The risk that demand for electricity in the UK will exceed supply, leading to power outages this winter, is the lowest since winter 2019/20.
The National Energy System Operator’s (NESO) Winter Outlook 2025/26 predicts a reduced base case margin of 6.1 GW, representing 10% of average peak demand during cold spells. It is slightly lower than the projection published in the Early view of winter in July.
Last year the margin was 5.2 GW. According to NESO, this year’s larger reduced margin results from the increased storage capacity of battery energy at both the transmission and distribution levels, an increase in gas-fired energy generation and the commissioning of the Greenlink interconnector to Ireland.
By the end of August, Britain will have 7,632 MW/11,455 MWh of installed battery energy storage capacity, with notable projects such as Statera’s 300MW/600MWh Thurrock Battery Energy Storage System (BESS)and that of Great Britain first grid-forming BESSby Zenobē, comes online.
NESO also credits the growth of renewable generation for achieving sufficient supply in the winter. The operator’s forecasts are based on the assumption that all providers with capacity market agreements meet their obligations.
Furthermore, it is assumed that in times of tighter margins, a net import of 6.9 GW will be available via interconnectors. Current prices suggest Britain will be a net importer of electricity in winter, mainly from France, while flows from Belgium, the Netherlands and Denmark will be more variable as prices become more closely aligned.

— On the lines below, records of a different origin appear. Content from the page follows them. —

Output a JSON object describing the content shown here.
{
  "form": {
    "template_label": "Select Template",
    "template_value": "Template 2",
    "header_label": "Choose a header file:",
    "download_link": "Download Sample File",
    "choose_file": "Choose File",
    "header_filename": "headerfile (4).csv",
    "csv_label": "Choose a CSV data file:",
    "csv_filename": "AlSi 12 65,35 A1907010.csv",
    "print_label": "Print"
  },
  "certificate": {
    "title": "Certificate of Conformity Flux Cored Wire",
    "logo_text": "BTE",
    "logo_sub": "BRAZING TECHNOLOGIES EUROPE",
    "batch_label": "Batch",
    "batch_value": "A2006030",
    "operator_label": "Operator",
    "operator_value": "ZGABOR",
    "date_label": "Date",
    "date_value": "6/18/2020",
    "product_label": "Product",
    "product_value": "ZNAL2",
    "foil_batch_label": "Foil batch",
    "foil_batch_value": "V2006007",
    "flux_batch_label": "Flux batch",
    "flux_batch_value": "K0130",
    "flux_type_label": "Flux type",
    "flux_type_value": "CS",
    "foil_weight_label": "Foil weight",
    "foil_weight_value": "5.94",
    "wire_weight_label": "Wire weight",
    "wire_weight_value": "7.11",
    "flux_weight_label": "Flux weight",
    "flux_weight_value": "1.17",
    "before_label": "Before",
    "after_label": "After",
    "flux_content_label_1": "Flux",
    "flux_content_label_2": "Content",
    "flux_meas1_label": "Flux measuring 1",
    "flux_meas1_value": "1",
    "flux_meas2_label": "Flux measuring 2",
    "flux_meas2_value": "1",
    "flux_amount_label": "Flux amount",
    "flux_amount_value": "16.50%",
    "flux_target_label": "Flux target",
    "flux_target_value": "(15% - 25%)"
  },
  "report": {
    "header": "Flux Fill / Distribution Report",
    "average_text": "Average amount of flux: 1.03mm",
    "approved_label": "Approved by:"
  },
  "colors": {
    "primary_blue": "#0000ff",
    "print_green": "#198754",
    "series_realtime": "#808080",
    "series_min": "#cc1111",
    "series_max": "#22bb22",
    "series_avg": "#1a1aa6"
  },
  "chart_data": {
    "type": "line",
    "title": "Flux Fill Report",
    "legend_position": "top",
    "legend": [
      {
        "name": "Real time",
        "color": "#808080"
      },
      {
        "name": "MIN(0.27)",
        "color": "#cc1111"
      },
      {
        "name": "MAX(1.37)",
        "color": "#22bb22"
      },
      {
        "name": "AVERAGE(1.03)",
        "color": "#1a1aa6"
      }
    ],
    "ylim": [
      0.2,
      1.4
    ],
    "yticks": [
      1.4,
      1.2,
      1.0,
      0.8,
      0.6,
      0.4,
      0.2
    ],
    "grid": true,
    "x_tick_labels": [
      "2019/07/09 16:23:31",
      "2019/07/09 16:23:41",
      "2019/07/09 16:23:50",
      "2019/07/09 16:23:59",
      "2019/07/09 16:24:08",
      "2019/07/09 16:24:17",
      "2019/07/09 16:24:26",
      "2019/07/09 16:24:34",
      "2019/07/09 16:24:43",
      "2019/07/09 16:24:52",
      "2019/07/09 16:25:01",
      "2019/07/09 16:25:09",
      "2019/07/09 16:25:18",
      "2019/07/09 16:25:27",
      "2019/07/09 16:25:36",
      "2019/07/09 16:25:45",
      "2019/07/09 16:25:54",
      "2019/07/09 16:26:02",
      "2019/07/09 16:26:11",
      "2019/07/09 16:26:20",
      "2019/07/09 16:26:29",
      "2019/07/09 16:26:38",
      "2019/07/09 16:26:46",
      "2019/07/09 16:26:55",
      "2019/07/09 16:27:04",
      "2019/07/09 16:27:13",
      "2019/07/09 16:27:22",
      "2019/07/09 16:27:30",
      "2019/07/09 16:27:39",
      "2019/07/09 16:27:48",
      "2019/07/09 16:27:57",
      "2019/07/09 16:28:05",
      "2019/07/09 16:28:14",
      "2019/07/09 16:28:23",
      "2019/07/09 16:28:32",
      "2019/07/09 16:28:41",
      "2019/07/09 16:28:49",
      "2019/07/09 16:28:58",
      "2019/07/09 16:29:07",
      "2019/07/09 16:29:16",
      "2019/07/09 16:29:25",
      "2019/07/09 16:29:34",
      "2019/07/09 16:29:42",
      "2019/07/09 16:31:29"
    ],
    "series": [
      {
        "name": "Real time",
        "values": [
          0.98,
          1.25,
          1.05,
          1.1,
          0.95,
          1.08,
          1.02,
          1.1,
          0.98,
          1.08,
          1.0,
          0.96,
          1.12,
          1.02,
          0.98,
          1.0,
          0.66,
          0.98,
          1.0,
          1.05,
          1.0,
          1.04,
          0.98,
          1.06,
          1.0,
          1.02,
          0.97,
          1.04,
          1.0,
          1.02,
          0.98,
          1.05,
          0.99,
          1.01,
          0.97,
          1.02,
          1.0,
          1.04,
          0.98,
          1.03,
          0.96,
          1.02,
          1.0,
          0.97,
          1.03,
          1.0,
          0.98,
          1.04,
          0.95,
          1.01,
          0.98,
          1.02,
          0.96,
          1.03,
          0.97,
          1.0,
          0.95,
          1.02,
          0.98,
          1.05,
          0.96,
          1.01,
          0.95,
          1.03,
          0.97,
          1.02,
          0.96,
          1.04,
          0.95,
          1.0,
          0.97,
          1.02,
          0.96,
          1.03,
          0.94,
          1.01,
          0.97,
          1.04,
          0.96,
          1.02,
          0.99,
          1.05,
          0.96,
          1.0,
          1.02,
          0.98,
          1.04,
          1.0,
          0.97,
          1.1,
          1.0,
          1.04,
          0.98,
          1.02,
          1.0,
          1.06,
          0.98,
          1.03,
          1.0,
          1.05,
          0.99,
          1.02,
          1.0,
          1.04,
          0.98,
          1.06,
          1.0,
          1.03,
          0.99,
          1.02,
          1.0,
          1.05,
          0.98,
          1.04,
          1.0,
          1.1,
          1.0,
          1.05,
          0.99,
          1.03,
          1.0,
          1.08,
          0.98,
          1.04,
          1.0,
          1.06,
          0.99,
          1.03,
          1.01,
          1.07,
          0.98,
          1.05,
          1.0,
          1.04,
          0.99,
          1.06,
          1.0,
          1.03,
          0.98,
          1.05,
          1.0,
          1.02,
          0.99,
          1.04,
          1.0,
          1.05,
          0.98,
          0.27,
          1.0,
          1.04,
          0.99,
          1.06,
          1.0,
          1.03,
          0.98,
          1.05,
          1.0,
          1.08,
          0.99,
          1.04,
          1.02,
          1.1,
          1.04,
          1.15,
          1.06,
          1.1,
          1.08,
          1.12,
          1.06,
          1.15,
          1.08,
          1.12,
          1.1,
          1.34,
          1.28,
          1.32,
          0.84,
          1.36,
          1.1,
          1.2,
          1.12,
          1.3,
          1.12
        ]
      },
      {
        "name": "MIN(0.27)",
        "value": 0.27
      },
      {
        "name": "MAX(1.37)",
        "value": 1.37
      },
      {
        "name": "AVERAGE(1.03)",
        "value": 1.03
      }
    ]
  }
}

Under normal circumstances, NESO predicts that Britain will export to Ireland and Northern Ireland. In the longer term this could change as Ireland becomes a… ambition to become a net exporter of electricity as part of its aim to be central to wider European energy plans.
NESO said that while the company expects operational surpluses throughout the winter, there may be “some tight days” that require the use of routine system notifications.
For example, the winter of 2024/25 saw NESO issues an electricity margin notice (EMN). on the evening of January 7 for the period between 4:00 PM and 7:00 PM on January 8, after a system margin shortfall of 1,700 MW and a contingency requirement of 900 MW was forecast.
Under normal circumstances, an automated Capacity Market Notice (CMN) is issued when there is a forecast generation shortfall. An EMN is a stronger signal to the market and reflects NESO’s increased concerns.
During the energy crisis, such measures occurred much more often: on January 8, 2021 the operator issued its second EMN in a week and the fifth for that winter. The system was managed by National Grid ESO at the time.
NESO’s Director of Resilience and Emergency Management, Dr. Deborah Petterson, wrote in a blog post on the release of the Winter Outlook report that while “margins have improved year on year since the impact of the COVID-19 pandemic and subsequently the 2022 invasion of Ukraine, [NESO] understands the importance of vigilance.”